The rise of universal human rights is transforming the ethics of military action. The breadth and depth of this “rights revolution” is profound, and no aspect of military ethics will be left untouched. Nowhere has the transformative effect of rights been experienced earlier or with more force than in the way we think about military humanitarian intervention. In the last decade the doctrine of Responsibility to Protect has successfully entrenched a conditional understanding of state sovereignty that makes human rights the touchstone of sovereign rights. This has been a genuine advance.

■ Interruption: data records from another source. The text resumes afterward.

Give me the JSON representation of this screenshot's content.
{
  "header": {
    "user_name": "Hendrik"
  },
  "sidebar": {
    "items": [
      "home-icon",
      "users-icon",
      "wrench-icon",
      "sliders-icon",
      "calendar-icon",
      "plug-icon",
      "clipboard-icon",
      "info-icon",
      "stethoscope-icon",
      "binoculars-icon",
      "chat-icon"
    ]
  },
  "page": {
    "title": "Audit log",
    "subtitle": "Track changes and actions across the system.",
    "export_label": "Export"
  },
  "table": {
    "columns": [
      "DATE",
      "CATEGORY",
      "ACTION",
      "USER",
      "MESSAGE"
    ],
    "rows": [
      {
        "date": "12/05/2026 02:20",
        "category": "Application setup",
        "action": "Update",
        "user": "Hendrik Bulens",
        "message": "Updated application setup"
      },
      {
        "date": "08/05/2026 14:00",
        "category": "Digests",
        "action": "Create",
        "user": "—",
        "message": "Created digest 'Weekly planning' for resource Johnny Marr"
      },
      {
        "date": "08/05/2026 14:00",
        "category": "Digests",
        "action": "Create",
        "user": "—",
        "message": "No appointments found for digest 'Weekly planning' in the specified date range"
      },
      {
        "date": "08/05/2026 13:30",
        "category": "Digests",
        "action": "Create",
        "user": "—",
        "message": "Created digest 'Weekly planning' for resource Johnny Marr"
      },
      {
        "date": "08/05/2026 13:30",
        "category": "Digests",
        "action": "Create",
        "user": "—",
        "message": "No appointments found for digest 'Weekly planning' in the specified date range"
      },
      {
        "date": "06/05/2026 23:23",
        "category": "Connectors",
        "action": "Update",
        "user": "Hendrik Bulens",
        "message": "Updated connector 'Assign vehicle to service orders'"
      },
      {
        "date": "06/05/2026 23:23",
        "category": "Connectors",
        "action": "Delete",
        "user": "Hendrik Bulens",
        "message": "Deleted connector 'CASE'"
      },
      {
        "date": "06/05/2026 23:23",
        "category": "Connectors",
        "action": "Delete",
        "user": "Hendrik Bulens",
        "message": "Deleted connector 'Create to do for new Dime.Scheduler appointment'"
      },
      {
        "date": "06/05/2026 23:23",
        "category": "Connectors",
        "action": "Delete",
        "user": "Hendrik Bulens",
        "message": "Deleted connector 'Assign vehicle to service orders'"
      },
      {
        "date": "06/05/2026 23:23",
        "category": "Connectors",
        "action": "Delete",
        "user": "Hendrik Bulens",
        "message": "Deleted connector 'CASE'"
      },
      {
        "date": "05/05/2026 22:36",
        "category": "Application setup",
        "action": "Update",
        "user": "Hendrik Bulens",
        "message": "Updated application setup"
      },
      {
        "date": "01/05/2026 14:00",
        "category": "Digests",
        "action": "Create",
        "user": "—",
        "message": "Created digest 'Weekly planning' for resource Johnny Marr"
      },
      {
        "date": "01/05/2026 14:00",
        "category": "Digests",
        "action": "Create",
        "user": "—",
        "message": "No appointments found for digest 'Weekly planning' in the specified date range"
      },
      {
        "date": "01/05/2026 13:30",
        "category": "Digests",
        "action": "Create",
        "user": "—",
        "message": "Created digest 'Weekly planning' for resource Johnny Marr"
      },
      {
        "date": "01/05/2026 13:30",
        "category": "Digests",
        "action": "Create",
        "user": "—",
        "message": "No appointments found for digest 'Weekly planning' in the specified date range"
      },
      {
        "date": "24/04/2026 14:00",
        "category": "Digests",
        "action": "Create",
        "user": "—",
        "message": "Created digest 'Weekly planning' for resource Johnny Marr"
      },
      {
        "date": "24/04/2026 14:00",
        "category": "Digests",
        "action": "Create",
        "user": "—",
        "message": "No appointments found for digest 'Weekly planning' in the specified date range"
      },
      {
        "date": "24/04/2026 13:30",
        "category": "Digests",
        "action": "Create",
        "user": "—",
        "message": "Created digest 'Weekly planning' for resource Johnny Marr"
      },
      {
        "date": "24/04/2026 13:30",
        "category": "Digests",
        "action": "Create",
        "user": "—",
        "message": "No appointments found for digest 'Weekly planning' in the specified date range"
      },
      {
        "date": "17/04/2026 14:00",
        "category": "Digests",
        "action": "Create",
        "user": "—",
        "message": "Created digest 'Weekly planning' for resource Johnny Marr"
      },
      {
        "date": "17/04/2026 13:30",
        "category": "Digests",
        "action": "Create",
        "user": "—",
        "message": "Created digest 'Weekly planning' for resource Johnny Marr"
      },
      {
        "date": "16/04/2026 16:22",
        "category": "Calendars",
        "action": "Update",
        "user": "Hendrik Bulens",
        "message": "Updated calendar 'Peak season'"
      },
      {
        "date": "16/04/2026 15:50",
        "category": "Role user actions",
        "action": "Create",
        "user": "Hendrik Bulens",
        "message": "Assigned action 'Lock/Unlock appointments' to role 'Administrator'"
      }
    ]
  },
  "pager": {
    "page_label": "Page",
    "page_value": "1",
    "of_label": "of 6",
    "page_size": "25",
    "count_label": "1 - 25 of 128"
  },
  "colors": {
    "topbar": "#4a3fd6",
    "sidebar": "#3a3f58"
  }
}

But the current theory and practice of humanitarian intervention is at an unstable resting point in its development. It continues to suffer from significant conceptual and operational deficits. In this chapter I will ask a surprising question: why should we conceive of military humanitarian intervention as a form of war? I will argue that by doing so we deform key aspects of humanitarian intervention, which in turn underlies the significant political controversy that the practice continues to generate. Instead of conceiving of intervention as a form of war, I will suggest we approach it through the paradigm of what I will call “human sovereignty.” This approach affirms the right of people to determine their own political settlements without violent coercive interference from either foreigners or compatriots. It thereby places significant strategic and operational constraints on the conduct of intervention, which I will explore in detail, paying particular attention to the 2011 intervention in Libya. In the final sections, I contrast the human-sovereignty approach with Mill’s classic treatment of intervention and its latter-day reinterpretation by Michael Walzer. Finally, I will reflect on the sources of the obligation to intervene, suggesting that there are reasons why the duty to prevent atrocity is strong even when more lives could perhaps be saved through more traditional forms of aid.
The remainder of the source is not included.